Retinal detachment is a sudden and unexpected condition that can happen to anyone. The retina , which is the thin nerve layer at the back of your eye, separates from the rest of the eye due to a hole in the retinal layer. People who are short-sighted (myopic) are at higher risk of retinal detachment.
There are several eye diseases that can be treated by injection of special drugs into your eyeball. These diseases are diabetic retinopathy, AMD, infections in the eye, and, retinal vein occlusion. The drugs that can be used are Avastin, Lucentis, Eyelea, steroids, antibiotics, antivirals, and antifungals. As the drugs are injected into the vitreous cavity of the eye, these injections are called “intravitreal injections”. It is now one of the most commonly done eye procedure worldwide.
Intravitreal injection is safe and painless
Many patients are often frightened at the thought of having a injection into their eye. It is actually not that bad and is less painful than having an injection in your arm. The needle that I use to inject the drugs is the smallest sized needle available(30 gauge) and the injection only takes less than 10 seconds. I also give anesthetic eye drops before hand. Many patients all over the world are having monthly injections of anti-VEGF drugs like Avastin, Lucentis, and Eyelea. It is very well tolerated and is very safe. Rare complications include infection in the eye, retinal detachment, bleeding in the eye, and glaucoma.

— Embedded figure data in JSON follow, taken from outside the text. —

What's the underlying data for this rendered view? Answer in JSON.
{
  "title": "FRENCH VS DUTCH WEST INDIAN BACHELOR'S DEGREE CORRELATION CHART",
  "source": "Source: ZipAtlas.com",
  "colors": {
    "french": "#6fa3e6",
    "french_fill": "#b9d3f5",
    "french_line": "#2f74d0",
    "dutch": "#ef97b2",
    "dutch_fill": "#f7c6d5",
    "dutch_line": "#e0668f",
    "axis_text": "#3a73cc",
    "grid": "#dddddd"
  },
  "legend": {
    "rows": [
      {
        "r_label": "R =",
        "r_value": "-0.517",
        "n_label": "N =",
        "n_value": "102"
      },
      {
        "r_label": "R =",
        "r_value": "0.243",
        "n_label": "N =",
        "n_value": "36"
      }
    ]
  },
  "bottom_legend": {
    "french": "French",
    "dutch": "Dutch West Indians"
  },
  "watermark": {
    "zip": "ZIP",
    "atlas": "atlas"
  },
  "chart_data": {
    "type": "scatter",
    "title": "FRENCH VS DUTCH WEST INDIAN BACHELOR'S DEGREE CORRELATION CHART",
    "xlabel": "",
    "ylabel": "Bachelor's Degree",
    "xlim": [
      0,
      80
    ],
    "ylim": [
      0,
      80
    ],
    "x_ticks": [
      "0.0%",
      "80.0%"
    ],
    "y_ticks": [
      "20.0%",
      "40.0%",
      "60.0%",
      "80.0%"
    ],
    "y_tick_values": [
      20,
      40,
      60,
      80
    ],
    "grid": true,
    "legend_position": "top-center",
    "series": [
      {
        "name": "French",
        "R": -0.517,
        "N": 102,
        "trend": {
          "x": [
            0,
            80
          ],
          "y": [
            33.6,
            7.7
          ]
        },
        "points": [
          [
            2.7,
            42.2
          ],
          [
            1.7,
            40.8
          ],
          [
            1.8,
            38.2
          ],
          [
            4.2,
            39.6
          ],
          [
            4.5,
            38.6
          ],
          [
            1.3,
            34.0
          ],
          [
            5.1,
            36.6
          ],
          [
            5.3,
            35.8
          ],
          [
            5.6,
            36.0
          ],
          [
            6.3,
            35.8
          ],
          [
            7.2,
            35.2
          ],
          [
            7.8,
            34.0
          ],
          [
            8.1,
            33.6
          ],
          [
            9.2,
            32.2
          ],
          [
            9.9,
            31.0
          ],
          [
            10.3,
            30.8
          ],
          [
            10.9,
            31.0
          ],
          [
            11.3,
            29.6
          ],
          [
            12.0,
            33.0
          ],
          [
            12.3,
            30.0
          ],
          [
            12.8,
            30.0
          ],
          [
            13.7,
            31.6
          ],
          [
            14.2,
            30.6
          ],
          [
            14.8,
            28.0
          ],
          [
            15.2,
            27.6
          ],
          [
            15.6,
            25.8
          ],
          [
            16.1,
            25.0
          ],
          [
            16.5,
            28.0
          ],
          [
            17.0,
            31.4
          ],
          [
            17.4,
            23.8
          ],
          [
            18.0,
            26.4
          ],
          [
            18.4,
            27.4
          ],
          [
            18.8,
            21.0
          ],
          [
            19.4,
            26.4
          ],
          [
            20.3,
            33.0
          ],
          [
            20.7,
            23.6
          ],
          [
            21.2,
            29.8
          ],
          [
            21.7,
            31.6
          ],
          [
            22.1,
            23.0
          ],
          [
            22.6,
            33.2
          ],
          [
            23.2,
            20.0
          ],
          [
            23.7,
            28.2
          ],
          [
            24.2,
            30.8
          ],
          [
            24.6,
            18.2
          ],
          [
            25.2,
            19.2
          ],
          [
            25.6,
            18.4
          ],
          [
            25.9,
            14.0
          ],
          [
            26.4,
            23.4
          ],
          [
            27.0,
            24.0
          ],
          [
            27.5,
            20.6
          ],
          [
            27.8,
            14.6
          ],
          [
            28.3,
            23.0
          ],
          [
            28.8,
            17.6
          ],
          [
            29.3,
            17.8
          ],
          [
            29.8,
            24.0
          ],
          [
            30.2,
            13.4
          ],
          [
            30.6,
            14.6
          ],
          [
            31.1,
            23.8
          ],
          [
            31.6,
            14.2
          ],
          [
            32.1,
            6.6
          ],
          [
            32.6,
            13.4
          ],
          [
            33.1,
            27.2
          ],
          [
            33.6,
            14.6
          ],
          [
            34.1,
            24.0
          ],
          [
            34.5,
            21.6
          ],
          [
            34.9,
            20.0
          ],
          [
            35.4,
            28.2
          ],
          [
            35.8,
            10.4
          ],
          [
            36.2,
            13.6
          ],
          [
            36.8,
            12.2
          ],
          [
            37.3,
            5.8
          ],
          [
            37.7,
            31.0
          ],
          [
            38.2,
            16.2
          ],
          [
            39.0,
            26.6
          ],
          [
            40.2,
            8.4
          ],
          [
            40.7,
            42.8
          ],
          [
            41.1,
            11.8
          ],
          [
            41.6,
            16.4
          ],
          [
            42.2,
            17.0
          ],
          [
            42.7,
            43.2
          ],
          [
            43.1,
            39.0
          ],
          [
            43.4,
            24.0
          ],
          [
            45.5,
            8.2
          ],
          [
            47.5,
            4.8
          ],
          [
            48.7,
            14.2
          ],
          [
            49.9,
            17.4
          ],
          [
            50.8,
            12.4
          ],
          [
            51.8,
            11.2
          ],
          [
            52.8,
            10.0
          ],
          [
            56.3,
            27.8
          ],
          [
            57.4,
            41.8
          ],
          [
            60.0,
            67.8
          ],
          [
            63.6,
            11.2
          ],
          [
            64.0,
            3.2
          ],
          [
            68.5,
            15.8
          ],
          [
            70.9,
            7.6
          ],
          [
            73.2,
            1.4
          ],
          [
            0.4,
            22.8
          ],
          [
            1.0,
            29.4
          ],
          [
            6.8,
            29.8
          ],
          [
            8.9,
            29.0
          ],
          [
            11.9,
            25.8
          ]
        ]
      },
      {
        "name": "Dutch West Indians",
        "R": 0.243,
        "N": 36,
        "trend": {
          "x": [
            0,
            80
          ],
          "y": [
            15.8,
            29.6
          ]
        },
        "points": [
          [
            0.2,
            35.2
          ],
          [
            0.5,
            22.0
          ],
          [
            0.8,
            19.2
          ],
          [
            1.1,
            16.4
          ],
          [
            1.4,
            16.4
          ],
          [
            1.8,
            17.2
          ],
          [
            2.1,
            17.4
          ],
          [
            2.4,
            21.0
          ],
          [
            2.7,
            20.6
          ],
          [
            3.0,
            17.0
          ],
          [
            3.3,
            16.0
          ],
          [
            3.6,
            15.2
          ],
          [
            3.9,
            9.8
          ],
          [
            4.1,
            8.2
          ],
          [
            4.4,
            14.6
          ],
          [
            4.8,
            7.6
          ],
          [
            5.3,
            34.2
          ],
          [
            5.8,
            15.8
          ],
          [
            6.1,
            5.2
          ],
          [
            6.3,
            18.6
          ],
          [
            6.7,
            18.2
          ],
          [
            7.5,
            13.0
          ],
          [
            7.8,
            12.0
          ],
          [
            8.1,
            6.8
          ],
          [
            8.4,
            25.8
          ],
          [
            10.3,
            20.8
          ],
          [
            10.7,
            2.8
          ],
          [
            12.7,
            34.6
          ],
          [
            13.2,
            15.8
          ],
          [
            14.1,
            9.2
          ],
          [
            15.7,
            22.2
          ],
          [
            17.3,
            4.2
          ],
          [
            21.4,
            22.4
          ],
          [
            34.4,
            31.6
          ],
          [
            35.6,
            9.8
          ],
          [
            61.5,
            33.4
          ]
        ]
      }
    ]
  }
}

Prevention of infection is most important
To prevent infection after intravitreal injections, I use iodine to clean the eye throughly. Then, I use a special eye speculum to open the eyelid to prevent the eyelashes from contaminating the part of the eye that will be treated. I then prepare the drug that will be given. Before the giving the drug, I use a sterile cotton bud to move the skin of the eye (conjunctiva) away from the eyeball (sclera) and then give the injection. This means that after the drug has been given, the skin of the eye will move back over the site of the injection. This prevents the drug from coming back out and any bacteria from entering the eyeball. The patient has to use antibiotic eyedrops for 1 week. They are told to report back to me should they experience any pain or redness in their eyes as this could mean they have an infection. The overall risk of an infection is about 1 in 1000 cases. This is considered to be very small.
The most important factor is to have your treatment done by a trained retinal surgeon who can manage any complication arising from the intravitreal injection. Retinal specialists can also determine whether or not you need an injection and when the treatment has to be stopped or changed.
Have a great day!
While surgery for retinal detachment is very successful, there may be a few rare complications that can occur. Among the complications that can occur are recurrence of retinal detachment, scar tissue forming on the macula (epiretinal membrane), high eye pressure, and infection.

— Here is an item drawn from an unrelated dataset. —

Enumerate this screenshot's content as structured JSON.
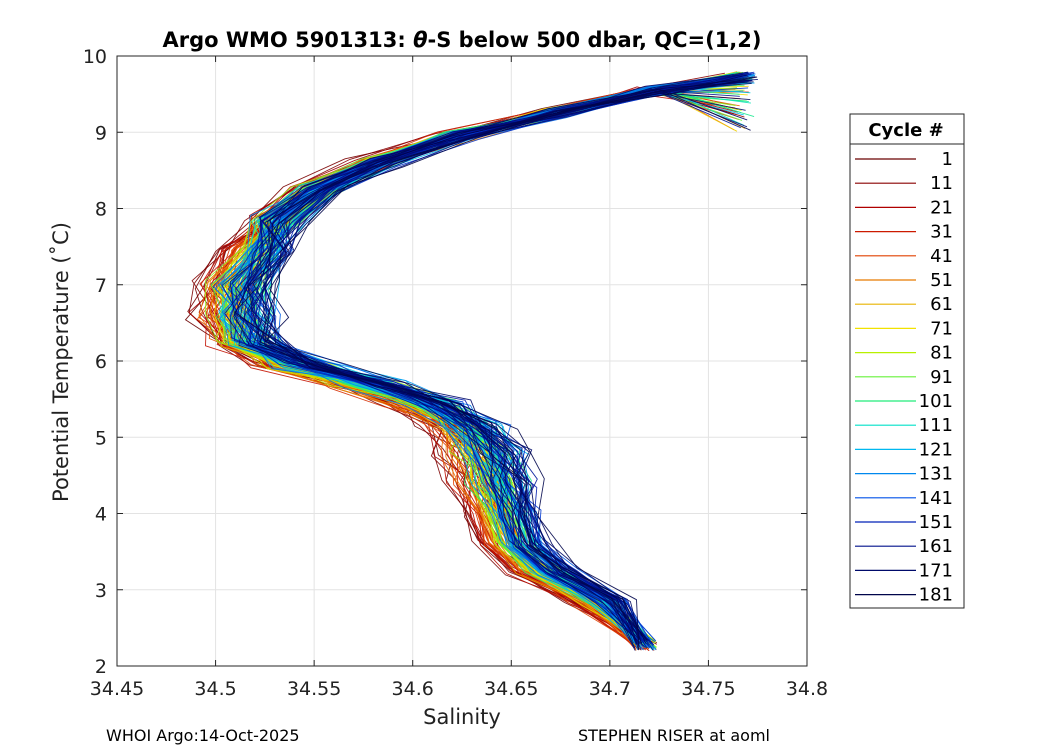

Macular Hole is Uncommon Complication
One of my patients recently developed a macular hole soon after a successful retinal detachment operation. This is the second time that I have come across this complication. The macular hole was not observed during the procedure and was only noticed 2 weeks after surgery. It turns out that this rare complication occurs in less than 0.5% of eyes after vitrectomy surgery (as reported by my Korean colleagues in a recent scientific article).
Many Diseases Affect the Macula
The macula is the most sensitive part of our retina. It has the highest concentration of nerve cells and is responsible for our ability to see sharp details and colour. It is very easily damaged by various diseases like AMD and diabetic retinopathy. As it is the thinnest part of the retina, holes can also occur there. Macular holes are caused by the vitreous gel pulling on the macula. Scar tissue around the macula can also cause holes to occur.

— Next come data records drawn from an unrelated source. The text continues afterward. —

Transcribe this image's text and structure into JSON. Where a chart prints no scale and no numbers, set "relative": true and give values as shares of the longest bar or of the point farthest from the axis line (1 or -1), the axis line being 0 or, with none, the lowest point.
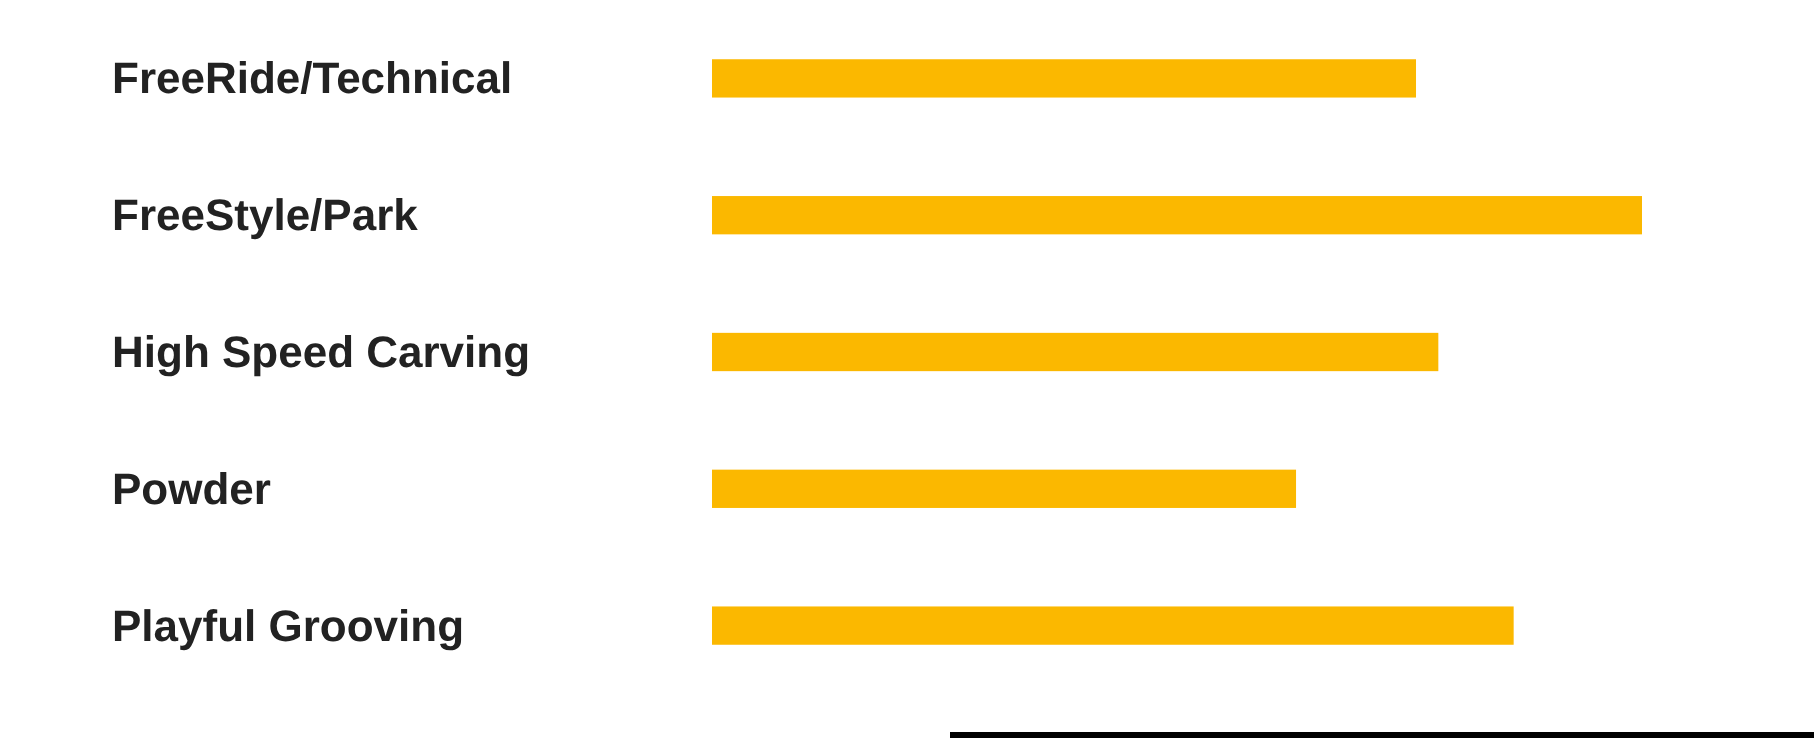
{
  "chart_data": {
    "type": "bar",
    "orientation": "horizontal",
    "relative": true,
    "categories": [
      "FreeRide/Technical",
      "FreeStyle/Park",
      "High Speed Carving",
      "Powder",
      "Playful Grooving"
    ],
    "values": [
      0.757,
      1,
      0.781,
      0.628,
      0.862
    ],
    "color": "#fbb800"
  }
}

Surgical Repair for Macular Holes
Macular holes can only be treated with surgery. An essential surgical step is to peel off the innermost layer of the retina called the ILM. This is a very difficult surgical procedure but is essential to ensure the complete closure of the hole. By peeling away the ILM, the retina tissue at the macula is less stretched and can come together to close the hole. I also put a gas bubble in the eye at the end of surgery and instruct my patients to sleep with their face facing down for one night after surgery.
The gas bubble will help close the macular hole. Many surgeons have different posturing regimes after macular hole surgery and I don’t think that you need to sleep face down for more than 1 night and I tell my patients to just avoid sleeping on their back for 1 week after surgery. This ensures that the gas bubble is always in contact with the macula.
My patient had a second operation to fix the macular hole and to mine and her relief, the hole has closed up and she can see well again!